The blog pulpit today officially enshrines insincerity and melodrama as the new black — same as the old black. (Sorry, Pete Townshend.)
You see, I have just emerged from the nearly three-hour “2012,” the latest disaster spectacle from German director Roland Emmerich, in which we watch our own earthly demise in a dizzying, trashy entertainment package of bad acting, second-choice talent (John Cusack, pick up that ghetto-blaster and make another “Say Anything” … we miss you as a cute kid) and computer-generated spectacle.
You can find perfectly good reviews of this movie elsewhere. (That was insincere, and you know it). But this was my take-home. Yep. I speak of the card-carrying B.S. that has become the Esperanto of our daily lives, and the cheesy, soapy genre known as melodrama. Both work so beautifully together, part and parcel of the American Experience.
At first blush, we think of both as bad things. But here’s the rub: We only think we think we do. It’s time to give both notions our fullest measure of love, respect and appreciation.
It’s time to admit they have long been — perhaps have always been — the way we process almost everything.
It’s time to realize how as a culture we can only process reality or entertainment (both of which have long become interchangeable notions) with at least one or both.
Basically, we need everything to be over the top — and we also want the truth to be rinsed off everything, like Alar off an apple.
We understand B.S. to be B.S. We know it’s our common parlance.
Thus, as I walked out after the preview screening of this movie, the usual cluster of very nice, underpaid publicity representatives waited eagerly outside — clipboards and pens at the ready — for critics’ comments.
They were eager to write down words like “fabulous,” “awesome” and “sick” for their corporate bosses. They wanted to tell the distributor that the crowd “loved” it. They were waiting for that hyperbole the way a crack addict waits for his daily rock.
And everyone emerging understood the kind of B.S. they were supposed to spout. After all, we are all literate in the discourse of quotidian insincerity (“Hey, what’s new with you?” “You have yourself a great day, okay?”) and movie hype. (“Best Disaster Movie Since ‘The Day After Tomorrow!!!’”). And so they did.
My way of dealing with the reps, who are nice people after all, was to say, “We saved the world! We saved the world!”
To me, this implied the insincerity and hype they wanted, plus I didn’t feel too dirty about the transaction.
Insincerity and melodrama have been interchangeable in the movies since D.W. Griffith used outright racism and melodramatic treacle in 1915’s “The Birth of a Nation.” Ditto for our “dialogue” and “conversation” in political life. (Town Hall Screamfests anyone? And then there’s the political ad that concludes with “This is Senator Marlon Q. Snakeoil and I approve this message.”)
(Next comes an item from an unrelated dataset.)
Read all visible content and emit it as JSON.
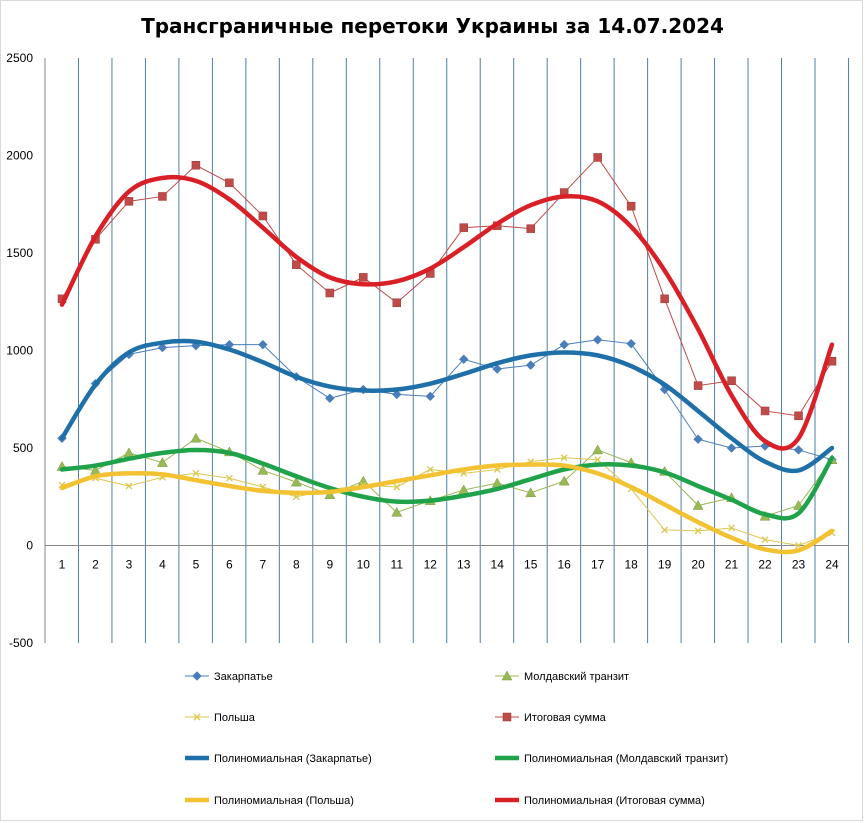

Same for television, whether it’s “serious” "John Adams"-type drama, or a detergent commercial, or an infomercial, or even one of those CNN banners heralding the latest Crisis/Flood/Earthquake/Shooting in the Heartland/Along the Border/In Afghanistan/Anyplace USA.
All B.S. all the time, no matter how “highbrow” someone or something pretends to be.
We wallow in a corn-sweetened cesspool of insincerity, hype and over-the-top drama. And for one fleeting moment during the movie, I forgot that. You see, I had a true emotional response. Just for a second.
But it was a breach of the moviegoing rules — almost as momentous as Lucifer entertaining the momentary notion he was as great as the Almighty and getting shuttled off to hell.
I should have remembered I was supposed to watch the wholesale destruction of the world as a popcorn spectacle. I was supposed to ignore the bad one liners, or the fact that Cusack and his family drive through an ongoing blitzkrieg of widening cracks in the earth, and molten lava projectiles without so much as a mark on their faces.
What happened is, I watched a tsunami rise above the White House and waste it. In one computer-generated maneuver, the Casa Blanca became instant mush. I found it very disconcerting. No fun to watch at all because — HELLO! — it is a national treasure.
And yes, even in a secular no-sacred-cows world, this felt wrong.
When someone appropriates a virginal image from you, you feel spiritually pawed or mauled or something. And for one sad moment, I mourned the loss of this American institution. And then I thought: “What are you thinking? You idiot!”
Sorry, folks. Won’t happen again. I’m all the wiser now.
And you have yourself a great weekend.